All the biofilm-formers identified in this study were multidrug resistant with 80% of them resistant to at least five of the antibiotics used for the study. Therapy against UTI should be guided by antimicrobial susceptibilities as increasing numbers of urinary isolates are developing resistance to commonly used antibiotics. Increasing antimicrobial resistance of uropathogens has led to reconsideration of the traditional treatment of infections in many areas.

Conclusion

It can therefore be concluded that isolation and characterisation of biofilm-formers should not be limited to only one of the methods used in this study but rather a combination of different methods when the need arises, as there was no relationship between the isolates identified by both the tissue culture plate method and the Congo red agar method.
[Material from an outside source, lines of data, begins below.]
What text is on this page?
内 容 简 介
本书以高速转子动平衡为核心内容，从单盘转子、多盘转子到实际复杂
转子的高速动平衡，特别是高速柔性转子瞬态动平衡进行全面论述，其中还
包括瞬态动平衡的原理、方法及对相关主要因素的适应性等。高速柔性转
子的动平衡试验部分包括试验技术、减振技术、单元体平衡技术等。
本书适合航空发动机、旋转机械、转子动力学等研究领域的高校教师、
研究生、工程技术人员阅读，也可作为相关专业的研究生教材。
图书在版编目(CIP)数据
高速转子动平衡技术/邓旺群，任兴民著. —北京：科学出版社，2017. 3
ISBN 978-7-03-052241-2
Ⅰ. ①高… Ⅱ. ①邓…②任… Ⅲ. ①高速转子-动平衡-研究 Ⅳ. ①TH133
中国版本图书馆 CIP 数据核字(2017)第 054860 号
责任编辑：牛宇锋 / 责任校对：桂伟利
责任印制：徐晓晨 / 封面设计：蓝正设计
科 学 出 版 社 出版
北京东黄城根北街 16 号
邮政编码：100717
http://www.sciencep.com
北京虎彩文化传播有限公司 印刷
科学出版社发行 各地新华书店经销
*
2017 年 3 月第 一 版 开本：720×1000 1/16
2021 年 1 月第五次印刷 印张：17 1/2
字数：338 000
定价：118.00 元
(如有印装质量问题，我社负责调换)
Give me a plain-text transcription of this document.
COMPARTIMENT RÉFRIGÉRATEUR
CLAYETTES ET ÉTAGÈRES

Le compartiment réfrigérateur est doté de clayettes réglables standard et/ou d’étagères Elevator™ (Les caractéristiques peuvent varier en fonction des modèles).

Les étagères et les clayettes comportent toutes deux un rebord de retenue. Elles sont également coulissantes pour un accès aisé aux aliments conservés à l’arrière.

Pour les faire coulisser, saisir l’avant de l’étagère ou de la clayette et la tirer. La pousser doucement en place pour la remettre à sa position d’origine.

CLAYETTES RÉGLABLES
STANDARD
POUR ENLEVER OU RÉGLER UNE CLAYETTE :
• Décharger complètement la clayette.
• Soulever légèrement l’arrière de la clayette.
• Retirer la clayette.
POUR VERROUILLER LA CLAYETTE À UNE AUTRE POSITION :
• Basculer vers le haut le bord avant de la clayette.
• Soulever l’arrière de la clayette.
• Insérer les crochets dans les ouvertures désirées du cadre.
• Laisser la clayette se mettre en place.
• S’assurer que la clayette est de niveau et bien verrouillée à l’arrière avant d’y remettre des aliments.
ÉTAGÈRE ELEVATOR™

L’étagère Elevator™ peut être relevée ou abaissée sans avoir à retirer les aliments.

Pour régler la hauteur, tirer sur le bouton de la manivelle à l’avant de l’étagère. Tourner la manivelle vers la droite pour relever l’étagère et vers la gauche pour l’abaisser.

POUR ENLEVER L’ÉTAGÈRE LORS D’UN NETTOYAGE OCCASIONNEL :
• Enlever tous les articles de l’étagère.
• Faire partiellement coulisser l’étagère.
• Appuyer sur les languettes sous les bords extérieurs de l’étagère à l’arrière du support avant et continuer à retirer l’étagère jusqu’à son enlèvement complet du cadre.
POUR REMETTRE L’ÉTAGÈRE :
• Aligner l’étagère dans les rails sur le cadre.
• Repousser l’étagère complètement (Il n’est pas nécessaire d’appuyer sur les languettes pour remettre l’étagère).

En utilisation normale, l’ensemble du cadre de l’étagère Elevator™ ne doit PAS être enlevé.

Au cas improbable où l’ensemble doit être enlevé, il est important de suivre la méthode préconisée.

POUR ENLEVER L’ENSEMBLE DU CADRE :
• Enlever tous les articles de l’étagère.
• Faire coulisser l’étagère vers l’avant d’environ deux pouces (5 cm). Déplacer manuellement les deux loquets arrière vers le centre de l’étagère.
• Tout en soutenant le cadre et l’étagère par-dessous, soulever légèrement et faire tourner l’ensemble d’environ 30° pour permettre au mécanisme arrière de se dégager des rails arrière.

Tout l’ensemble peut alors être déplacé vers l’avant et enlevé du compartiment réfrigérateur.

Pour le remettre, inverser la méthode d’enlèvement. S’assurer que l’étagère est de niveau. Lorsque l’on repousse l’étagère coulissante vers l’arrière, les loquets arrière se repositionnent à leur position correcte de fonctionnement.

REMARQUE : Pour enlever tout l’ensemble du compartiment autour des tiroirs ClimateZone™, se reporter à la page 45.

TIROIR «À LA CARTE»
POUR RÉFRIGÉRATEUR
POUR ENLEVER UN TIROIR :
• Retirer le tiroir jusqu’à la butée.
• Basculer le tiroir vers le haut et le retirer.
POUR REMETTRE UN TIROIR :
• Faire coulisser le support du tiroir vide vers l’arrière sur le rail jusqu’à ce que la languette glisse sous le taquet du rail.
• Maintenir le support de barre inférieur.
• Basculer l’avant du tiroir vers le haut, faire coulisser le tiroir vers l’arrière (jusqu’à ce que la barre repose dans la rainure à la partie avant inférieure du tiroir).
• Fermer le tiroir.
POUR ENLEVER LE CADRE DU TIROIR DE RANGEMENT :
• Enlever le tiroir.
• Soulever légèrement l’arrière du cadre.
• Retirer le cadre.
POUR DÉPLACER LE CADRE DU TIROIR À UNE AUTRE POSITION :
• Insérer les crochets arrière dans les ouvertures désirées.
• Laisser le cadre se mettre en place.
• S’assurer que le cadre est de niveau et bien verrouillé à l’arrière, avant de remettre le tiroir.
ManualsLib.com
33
Also, quinolones, to which ofloxacin belongs, remain the drugs of choice in the management of biofilm-formers associated with urinary tract infections. Rational drug use should be encouraged through laboratory investigation prior to prescription by a physician to minimise multidrug resistance by uropathogens.

Limitation of study

The 2006 CLSI guidelines used in this study has since been updated but the updates have not affected the findings in this study as the changes in breakpoints published in more recent guidelines have not affected any of the antibiotics used in the study.

Declaration of conflict of interest

Disclosure statement

No potential conflict of interest was reported by the authors.